Dr Park added that young people are also less likely to trust established news outlets, and more likely to experience news fatigue.

“The period of an election campaign may be overwhelming for younger generations and may cause them to zone out,” she said.

YouTube, Facebook and Instagram are the top social networks young people use to access news, while TikTok is also increasing in popularity.

“On these platforms, people encounter news incidentally rather than by actively seeking,” Dr Park said.

“So the types of news they are exposed to are limited by algorithms and their social networks. This could mean, for some people, they are not getting a range of views.”

Each platform comes with its own mechanisms to combat fake news.

Facebook covers up blatantly misleading posts with links to fact checking articles from the Australian Associated Press, RMIT University or Agence France-Presse’s local bureau.

More and more people of all ages are getting their news from the likes of Facebook, Twitter and Instagram.

More and more people of all ages are getting their news from the likes of Facebook, Twitter and Instagram. Photo: Getty

YouTube puts a disclaimer beneath the videos of government-funded broadcasters, including the ABC, after Russia’s RT network was accused of spreading misinformation years ago.

RT has since been removed from the platform in the wake of Russia’s invasion of Ukraine.

Encrypted messaging platforms such as Telegram are also becoming increasingly popular with anti-vax and far-right types in order to evade the fact-checking and moderation of more mainstream social networks.

However, the users of these so-called “unmoderated” platforms tend to skew older.

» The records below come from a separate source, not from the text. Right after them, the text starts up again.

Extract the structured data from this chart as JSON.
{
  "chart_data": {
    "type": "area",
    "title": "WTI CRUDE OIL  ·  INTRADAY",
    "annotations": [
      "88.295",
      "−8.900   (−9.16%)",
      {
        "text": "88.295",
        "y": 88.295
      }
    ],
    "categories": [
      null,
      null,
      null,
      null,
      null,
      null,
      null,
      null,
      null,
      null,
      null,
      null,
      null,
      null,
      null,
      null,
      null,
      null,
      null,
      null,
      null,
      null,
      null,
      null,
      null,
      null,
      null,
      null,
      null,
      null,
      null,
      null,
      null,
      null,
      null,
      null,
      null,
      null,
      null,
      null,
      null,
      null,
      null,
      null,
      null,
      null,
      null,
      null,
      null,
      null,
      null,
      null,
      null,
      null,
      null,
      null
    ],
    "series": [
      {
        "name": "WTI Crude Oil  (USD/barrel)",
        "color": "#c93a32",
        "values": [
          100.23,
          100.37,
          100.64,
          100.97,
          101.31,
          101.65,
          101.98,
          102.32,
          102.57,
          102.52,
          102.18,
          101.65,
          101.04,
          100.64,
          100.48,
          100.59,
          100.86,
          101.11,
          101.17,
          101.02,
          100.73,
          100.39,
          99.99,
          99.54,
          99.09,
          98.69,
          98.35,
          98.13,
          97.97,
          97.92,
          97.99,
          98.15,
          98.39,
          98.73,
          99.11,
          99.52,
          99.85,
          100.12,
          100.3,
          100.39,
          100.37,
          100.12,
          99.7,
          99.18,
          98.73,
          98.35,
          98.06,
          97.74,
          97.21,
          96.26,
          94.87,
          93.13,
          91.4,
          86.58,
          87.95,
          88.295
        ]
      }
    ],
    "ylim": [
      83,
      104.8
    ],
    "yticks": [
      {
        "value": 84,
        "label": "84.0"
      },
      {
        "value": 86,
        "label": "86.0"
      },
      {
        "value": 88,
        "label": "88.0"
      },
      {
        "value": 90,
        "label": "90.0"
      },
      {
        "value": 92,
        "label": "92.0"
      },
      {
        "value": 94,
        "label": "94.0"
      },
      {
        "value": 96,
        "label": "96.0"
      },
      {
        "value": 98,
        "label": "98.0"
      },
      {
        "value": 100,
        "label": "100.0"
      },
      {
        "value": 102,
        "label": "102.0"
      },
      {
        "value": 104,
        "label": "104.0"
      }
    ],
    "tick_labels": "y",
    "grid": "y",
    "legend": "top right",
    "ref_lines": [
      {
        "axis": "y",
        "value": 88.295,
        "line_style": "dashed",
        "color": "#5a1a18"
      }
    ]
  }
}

Dr Park said young digital natives maintain a high level of online literacy and tend to stick to official accounts, such as those of political parties or news aggregators.

The meme wars heat up

Political memes are by no means a new election tactic in Australia.

A big difference this time around is the new-found dominance of TikTok, where many first-time voters hang out.

Labor made its first post on the platform in February last year, adding: “Yep, we’re on TikTok now …”

The Liberal Party and the Greens were slower to the game, with both parties finally joining the platform last month as the election loomed.

Labor now has around 70,000 followers while the Liberal Party has around 500.

Interestingly, Anthony Albanese doesn’t have a personal TikTok account whereas Scott Morrison does.

The Prime Minister has clocked almost 60,000 followers since his first post at Christmas.

All three parties have been posting politically charged memes riffing off the latest trends on the app.

It’s a tactic clearly aimed at TikTok’s younger audience, with these same posts not being found on other platforms like Facebook.

Meanwhile, Pauline Hanson’s One Nation made an official TikTok account last November when the party released a satirical cartoon series.

The posts on TikTok, however, are simply reposts of the cartoon that aren’t even cropped vertically to fit the app’s orientation.

Regardless of whether or not this content is convincing, bringing election campaigning to more social media platforms is likely to bring many of the 600,000-odd new voters into the fold, and more.

“We estimate that this represents around 75 per cent of eligible Australians in that small age bracket, so more is needed in the coming days and weeks, up until whenever the enrolment deadline is,” the AEC’s director of media and digital engagement Evan Ekin-Smyth told TND.

Enrolment to vote will close a week after the election is called.